Comprendre: L'herméneutique et les sciences humaines
Se désintéresser de la question de ce que « comprendre » veut dire revient à ne prendre aucunement la mesure d'une activité spontanée qui traverse toute notre vie : nous ne cessons de pratiquer compréhension et interprétation, chaque fois que nous nous engageons dans une conversation, fût-elle la plus banale ou que nous lisons une phrase, fût-elle la plus indigente.

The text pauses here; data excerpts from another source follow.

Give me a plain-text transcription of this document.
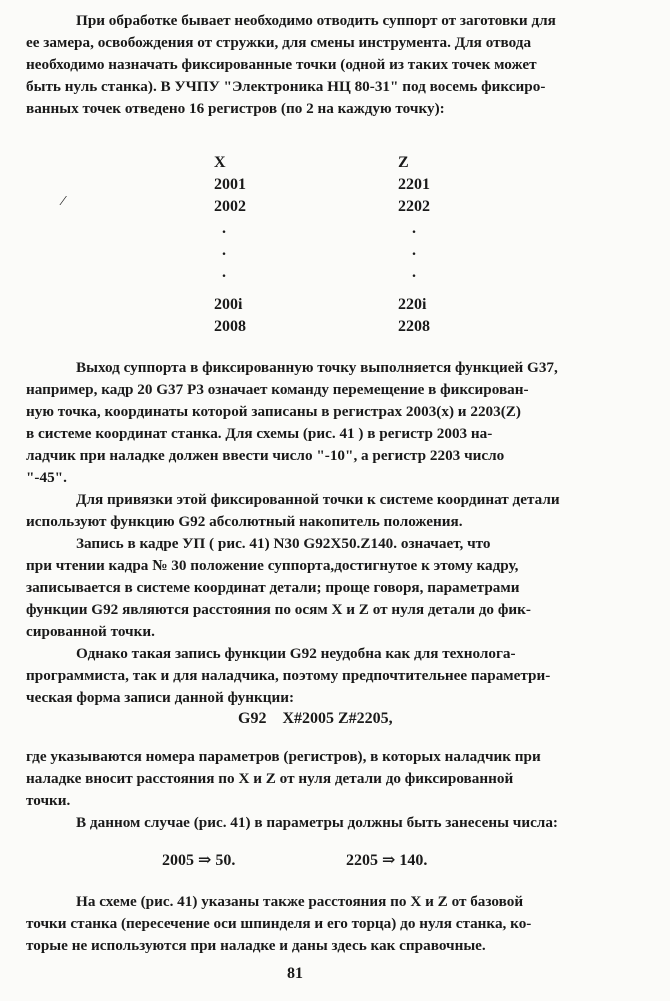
При обработке бывает необходимо отводить суппорт от заготовки для
ее замера, освобождения от стружки, для смены инструмента. Для отвода
необходимо назначать фиксированные точки (одной из таких точек может
быть нуль станка). В УЧПУ "Электроника НЦ 80-31" под восемь фиксиро-
ванных точек отведено 16 регистров (по 2 на каждую точку):
X
2001
2002
.
.
.
200i
2008
Z
2201
2202
.
.
.
220i
2208
⁄
Выход суппорта в фиксированную точку выполняется функцией G37,
например, кадр 20 G37 P3 означает команду перемещение в фиксирован-
ную точка, координаты которой записаны в регистрах 2003(x) и 2203(Z)
в системе координат станка. Для схемы (рис. 41 ) в регистр 2003 на-
ладчик при наладке должен ввести число "-10", а регистр 2203 число
"-45".
Для привязки этой фиксированной точки к системе координат детали
используют функцию G92 абсолютный накопитель положения.
Запись в кадре УП ( рис. 41) N30 G92X50.Z140. означает, что
при чтении кадра № 30 положение суппорта,достигнутое к этому кадру,
записывается в системе координат детали; проще говоря, параметрами
функции G92 являются расстояния по осям X и Z от нуля детали до фик-
сированной точки.
Однако такая запись функции G92 неудобна как для технолога-
программиста, так и для наладчика, поэтому предпочтительнее параметри-
ческая форма записи данной функции:
G92    X#2005 Z#2205,
где указываются номера параметров (регистров), в которых наладчик при
наладке вносит расстояния по X и Z от нуля детали до фиксированной
точки.
В данном случае (рис. 41) в параметры должны быть занесены числа:
2005 ⇒ 50.	2205 ⇒ 140.
На схеме (рис. 41) указаны также расстояния по X и Z от базовой
точки станка (пересечение оси шпинделя и его торца) до нуля станка, ко-
торые не используются при наладке и даны здесь как справочные.
81
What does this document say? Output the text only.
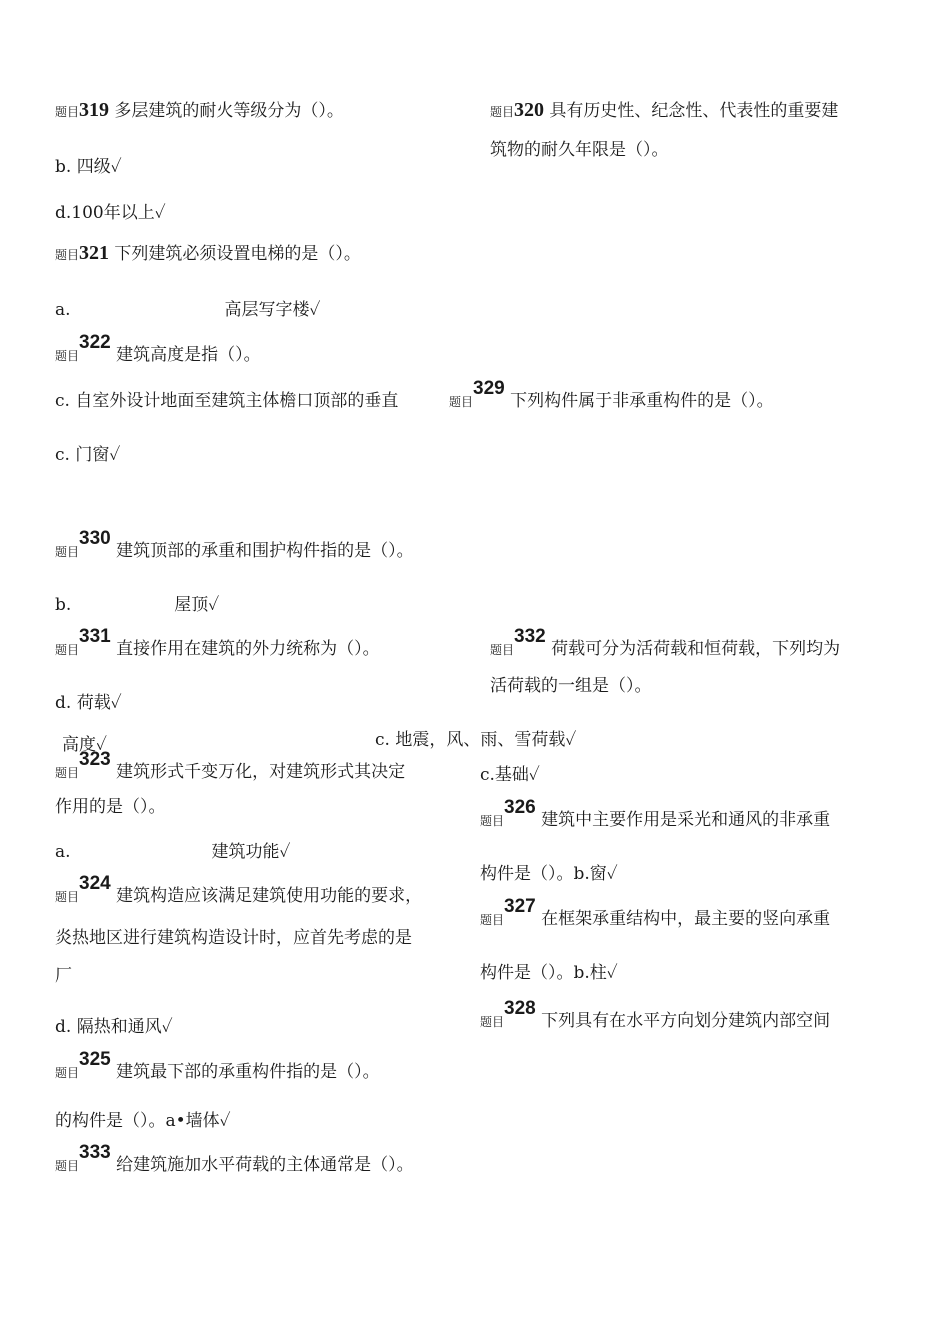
题目319 多层建筑的耐火等级分为（）。	题目320 具有历史性、纪念性、代表性的重要建
筑物的耐久年限是（）。
b. 四级✓
d.100年以上✓
题目321 下列建筑必须设置电梯的是（）。
a.	高层写字楼✓
题目322 建筑高度是指（）。
c. 自室外设计地面至建筑主体檐口顶部的垂直	题目329 下列构件属于非承重构件的是（）。
c. 门窗✓
题目330 建筑顶部的承重和围护构件指的是（）。
b.	屋顶✓
题目331 直接作用在建筑的外力统称为（）。	题目332 荷载可分为活荷载和恒荷载，下列均为
活荷载的一组是（）。
d. 荷载✓
高度✓	c. 地震，风、雨、雪荷载✓
题目323 建筑形式千变万化，对建筑形式其决定	c.基础✓
作用的是（）。
题目326 建筑中主要作用是采光和通风的非承重
a.	建筑功能✓
构件是（）。b.窗✓
题目324 建筑构造应该满足建筑使用功能的要求，
题目327 在框架承重结构中，最主要的竖向承重
炎热地区进行建筑构造设计时，应首先考虑的是
构件是（）。b.柱✓
厂
题目328 下列具有在水平方向划分建筑内部空间
d. 隔热和通风✓
题目325 建筑最下部的承重构件指的是（）。
的构件是（）。a•墙体✓
题目333 给建筑施加水平荷载的主体通常是（）。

Le questionement herméneutique régit donc notre rapport à nous-mêmes et à autrui.
Si toute réalité humaine demande à être comprise avant de pouvoir être expliquée, quelle en sont les conséquences pour les disciplines qui s'interrogent sur cette même réalité, c'est-à-dire les sciences humaines et sociales ?
L'opposition posée par Dilthey au tournant des XIX e et XX e siècles entre compréhension (sciences humaines) et explication (sciences de la nature) ne tient plus : il y a une dimension interprétative dans les sciences naturelles et une dimension explicative dans les sciences de l'homme. Ainsi la biologie traite de l'incarnation neurologique de nos capacités mentales qui constituent par ailleurs un des objets des sciences humaines et sociales. De même, la psychologie, science de l'homme par son objet, procède généralement par des expérimentations selon la méthode des sciences de la nature. Quant aux humanités, désormais elles collaborent avec les sciences exactes, notamment dans le cas de l'approche cognitive de la littérature et des arts.
Des différences importantes subsistent cependant entre les sciences de la nature et les sciences humaines et sociales, qui les rendent irréductibles les unes aux autres. C'est tout l'objet de cet ouvrage.